Iran tries to reduce subsidies again
Faced with falling oil prices and a weakening economy, President Mahmoud Ahmadinejad presented a plan to Parliament on Tuesday that would scrap energy subsidies, a significant change in a major oil-producing country where gasoline is sold for 36 cents a gallon.Iran needs to get rid of these subsidies that encourage consumption and distort the market place. The government has not done so before now because it needed them to buy quite from the people who hate the rule of the religious bigots. Doing it while oil prices are down makes the blow a little less harsh than it would have been when prices were three or four times as high this summer. It will still be a shock for the economy.Economists warn that the move could spur inflation and raise unemployment. But Mr. Ahmadinejad urged Parliament to vote for the bill because of the need to curb costly energy consumption, which the subsidies have encouraged.
The president previously insisted that the global economic downturn and the decline in oil prices would not harm Iran’s economy. But as oil prices have fallen to less than $40 a barrel from $147 in recent months, the pressures on the government have become unavoidable. It currently pays $100 billion a year in direct and indirect subsidies for goods, according to government figures.
“Falling oil prices encourage us to promptly implement the bill,” Mr. Ahmadinejad told Parliament. “It is time we made a decision.”
The falling international oil prices provided a good opportunity for Iran to act now to end subsidies that have been in place for years, he said. The resulting inflation, he argued, would be temporary.
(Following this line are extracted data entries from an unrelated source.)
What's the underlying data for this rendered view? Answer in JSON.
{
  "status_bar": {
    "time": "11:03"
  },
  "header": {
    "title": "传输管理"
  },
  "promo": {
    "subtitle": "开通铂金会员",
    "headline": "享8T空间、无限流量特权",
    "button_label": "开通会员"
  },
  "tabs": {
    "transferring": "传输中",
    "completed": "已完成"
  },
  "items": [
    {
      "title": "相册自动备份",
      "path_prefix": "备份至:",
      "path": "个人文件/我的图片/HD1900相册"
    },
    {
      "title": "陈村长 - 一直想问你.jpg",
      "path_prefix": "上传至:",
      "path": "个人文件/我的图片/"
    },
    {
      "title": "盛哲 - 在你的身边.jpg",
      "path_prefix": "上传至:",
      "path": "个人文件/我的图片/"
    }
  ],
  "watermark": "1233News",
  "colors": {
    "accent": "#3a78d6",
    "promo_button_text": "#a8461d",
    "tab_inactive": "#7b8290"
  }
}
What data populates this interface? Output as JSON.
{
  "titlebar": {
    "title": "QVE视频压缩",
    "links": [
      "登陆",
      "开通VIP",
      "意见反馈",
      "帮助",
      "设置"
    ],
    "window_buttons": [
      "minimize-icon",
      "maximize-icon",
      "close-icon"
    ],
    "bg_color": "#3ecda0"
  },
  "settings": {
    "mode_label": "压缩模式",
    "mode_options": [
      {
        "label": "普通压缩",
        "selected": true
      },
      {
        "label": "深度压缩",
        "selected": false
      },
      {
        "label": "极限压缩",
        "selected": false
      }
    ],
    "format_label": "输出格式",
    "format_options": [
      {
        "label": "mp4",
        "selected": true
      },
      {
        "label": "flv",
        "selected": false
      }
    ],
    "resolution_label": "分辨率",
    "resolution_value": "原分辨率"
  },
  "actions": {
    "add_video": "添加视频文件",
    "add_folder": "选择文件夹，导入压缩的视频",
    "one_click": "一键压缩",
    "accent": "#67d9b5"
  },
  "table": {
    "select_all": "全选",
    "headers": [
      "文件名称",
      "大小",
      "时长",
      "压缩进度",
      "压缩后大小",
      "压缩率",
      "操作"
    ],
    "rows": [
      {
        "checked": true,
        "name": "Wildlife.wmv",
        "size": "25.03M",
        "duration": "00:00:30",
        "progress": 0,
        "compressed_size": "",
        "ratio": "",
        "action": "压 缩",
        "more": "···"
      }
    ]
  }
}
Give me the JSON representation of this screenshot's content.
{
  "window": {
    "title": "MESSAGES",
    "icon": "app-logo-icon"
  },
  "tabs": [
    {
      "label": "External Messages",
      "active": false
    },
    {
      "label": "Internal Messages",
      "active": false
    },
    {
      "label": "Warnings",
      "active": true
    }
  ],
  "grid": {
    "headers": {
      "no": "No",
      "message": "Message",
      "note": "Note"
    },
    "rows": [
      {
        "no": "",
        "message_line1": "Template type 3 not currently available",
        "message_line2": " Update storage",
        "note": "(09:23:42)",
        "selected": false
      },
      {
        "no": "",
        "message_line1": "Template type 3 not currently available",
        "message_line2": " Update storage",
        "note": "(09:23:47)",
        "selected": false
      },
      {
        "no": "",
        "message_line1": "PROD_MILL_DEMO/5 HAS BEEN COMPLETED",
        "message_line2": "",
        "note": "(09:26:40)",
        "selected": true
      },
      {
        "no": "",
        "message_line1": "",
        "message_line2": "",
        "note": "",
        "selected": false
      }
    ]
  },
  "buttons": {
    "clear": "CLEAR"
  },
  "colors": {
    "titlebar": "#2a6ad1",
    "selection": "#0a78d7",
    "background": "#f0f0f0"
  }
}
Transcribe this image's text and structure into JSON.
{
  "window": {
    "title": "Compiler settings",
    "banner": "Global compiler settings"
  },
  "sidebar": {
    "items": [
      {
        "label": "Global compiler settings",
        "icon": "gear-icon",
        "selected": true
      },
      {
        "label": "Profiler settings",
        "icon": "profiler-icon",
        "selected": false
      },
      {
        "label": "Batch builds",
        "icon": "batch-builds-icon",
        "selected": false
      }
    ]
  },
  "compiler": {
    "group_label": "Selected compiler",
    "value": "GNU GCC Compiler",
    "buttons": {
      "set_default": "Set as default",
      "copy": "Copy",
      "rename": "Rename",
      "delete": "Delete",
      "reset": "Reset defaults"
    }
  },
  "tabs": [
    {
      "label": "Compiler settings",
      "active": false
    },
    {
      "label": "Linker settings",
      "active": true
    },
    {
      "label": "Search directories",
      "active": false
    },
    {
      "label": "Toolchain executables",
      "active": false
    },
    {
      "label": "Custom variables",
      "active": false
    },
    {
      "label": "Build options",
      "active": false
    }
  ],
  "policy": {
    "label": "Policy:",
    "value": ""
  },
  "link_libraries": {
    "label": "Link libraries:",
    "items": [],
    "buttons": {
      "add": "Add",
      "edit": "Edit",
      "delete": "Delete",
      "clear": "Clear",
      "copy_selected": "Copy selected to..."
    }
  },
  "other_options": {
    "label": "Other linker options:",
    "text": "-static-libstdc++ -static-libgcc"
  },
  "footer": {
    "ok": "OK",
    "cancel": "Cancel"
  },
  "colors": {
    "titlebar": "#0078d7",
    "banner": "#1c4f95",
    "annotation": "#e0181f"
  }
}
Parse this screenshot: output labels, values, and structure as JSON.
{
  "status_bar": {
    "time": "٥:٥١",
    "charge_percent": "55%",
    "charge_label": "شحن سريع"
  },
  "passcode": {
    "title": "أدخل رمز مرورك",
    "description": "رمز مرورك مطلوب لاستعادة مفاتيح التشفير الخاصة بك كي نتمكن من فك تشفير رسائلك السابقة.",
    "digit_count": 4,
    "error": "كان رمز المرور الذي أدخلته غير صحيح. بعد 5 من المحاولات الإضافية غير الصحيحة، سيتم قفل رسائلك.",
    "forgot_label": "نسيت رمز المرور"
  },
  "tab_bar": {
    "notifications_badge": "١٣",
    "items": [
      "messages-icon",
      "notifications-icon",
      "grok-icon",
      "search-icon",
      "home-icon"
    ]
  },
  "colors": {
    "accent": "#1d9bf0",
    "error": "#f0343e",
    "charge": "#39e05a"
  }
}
Opposition to the plan is expected to be intense. But Parliament agreed to study the package and is expected to put it up for a vote within a month. Parliament has 290 members, and more than half of them would have to vote for the bill for it to pass.
Electricity is now sold at just 6 cents per 10 kilowatt-hours. The plan would abolish all government subsidies for things like heating gas, gasoline, electricity and water within the next three years and allow prices to reach international levels.
While the plan seems likely to be unpopular, Mr. Ahmadinejad’s critics say he is trying to offset its impact and appeal to voters ahead of the June 2009 presidential election by also promising to give much of the money that is now paid in subsidies directly to the poor in the form of a monthly allowance.